Events from the year 1872 in Ireland.

==Events==
- Party Processions Acts repealed.
- Summer – about 30,000 Nationalists hold a demonstration at Hannahstown near Belfast, campaigning for the release of Fenian prisoners, but leading to another series of riots between Catholics and Protestants in the city.
- 23 November – 1872 Londonderry City by-election, the first Irish election to the Parliament of the UK held by secret ballot.

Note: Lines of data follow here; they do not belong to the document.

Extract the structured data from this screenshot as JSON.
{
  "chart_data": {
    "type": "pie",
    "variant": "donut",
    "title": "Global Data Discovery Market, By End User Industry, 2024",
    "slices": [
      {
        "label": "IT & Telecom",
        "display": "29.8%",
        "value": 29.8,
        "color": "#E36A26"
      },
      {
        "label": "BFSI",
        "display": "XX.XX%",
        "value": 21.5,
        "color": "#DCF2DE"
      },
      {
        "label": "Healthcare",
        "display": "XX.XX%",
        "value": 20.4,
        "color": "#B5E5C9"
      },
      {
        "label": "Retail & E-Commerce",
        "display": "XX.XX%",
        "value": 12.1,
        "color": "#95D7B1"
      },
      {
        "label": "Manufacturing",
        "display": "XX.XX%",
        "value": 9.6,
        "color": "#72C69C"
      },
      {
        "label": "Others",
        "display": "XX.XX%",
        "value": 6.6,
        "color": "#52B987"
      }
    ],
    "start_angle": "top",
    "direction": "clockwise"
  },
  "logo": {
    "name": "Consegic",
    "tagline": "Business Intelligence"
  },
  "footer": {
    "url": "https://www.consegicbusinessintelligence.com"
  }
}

The seat is won from the Liberal Party by the Irish Conservative Party's Charles Lewis.
- Ulster Hospital for Women and Sick Children is opened in Chichester Street, Belfast.

==Arts and literature==
- Samuel Ferguson publishes his long poem Congal.
- Sheridan Le Fanu publishes his short-story collection In a Glass Darkly including the vampire novella Carmilla.
- Charles Lever publishes his last novel Lord Kilgobbin, "a tale of Ireland in our own time" (serialisation concludes and publication in book form).

==Births==
- 14 February – Tom Ross, cricketer (died 1947).
- 31 March – Arthur Griffith, founder and third leader of Sinn Féin, served as President of Dáil Éireann (died 1922).
- 26 April – William Cunningham Deane-Tanner, later William Desmond Taylor, film director in United States (murdered 1922).
- 13 June – Blayney Hamilton, cricketer (died 1946).
- 4/7 July – John J. O'Kelly, politician, author and publisher, president of the Gaelic League and Sinn Féin (died 1957).
- 16 July – George Henry Morris, soldier, first commanding officer to lead an Irish Guards battalion into battle (killed in action 1914).
- 23 July – John J. McGrath, Democrat U.S. Representative from California (died 1951).
- 13 August – Robert Johnston, soldier, recipient of the Victoria Cross for gallantry in 1899 at the Battle of Elandslaagte, South Africa (died 1950).
- 4 September – James Magee, cricketer (died 1949).
- 23 September – Dan Comyn, cricketer (died 1949).
- 20 October – Seán O'Mahony, Sinn Féin MP (died 1934).
- 24 October – Peter O'Connor, athlete (born in Millom, England) (died 1957)
- 13 November – John M. Lyle, architect in Canada (died 1945).
- 28 November – Ethel Hobday, pianist (died 1947).
- Undated – Patrick R. Chalmers, writer (died 1942).

==Deaths==
- 22 January – Valentine McMaster, Scottish military surgeon, recipient of the Victoria Cross for gallantry in 1857 at the Siege of Lucknow, India (born 1834 in British India).
- 8 February – Richard Bourke, 6th Earl of Mayo, statesman, three times Chief Secretary for Ireland, Viceroy of India, assassinated (born 1822).
- 1 June – Charles Lever, novelist (born 1806).
- 18 October – Michael O'Connor, first Catholic Bishop of Pittsburgh, Pennsylvania, first Catholic Bishop of Erie, Jesuit (born 1810).
- 23 November – Joseph Ward, recipient of the Victoria Cross for gallantry in 1858 at Gwalior, India (born 1832).
- 6 December – James Byrne, recipient of the Victoria Cross (born 1822).
  - Full date unknown
    - Anne Elizabeth Ball, phycologist (born 1808).
    - Robert Patterson, businessman and naturalist (born 1802).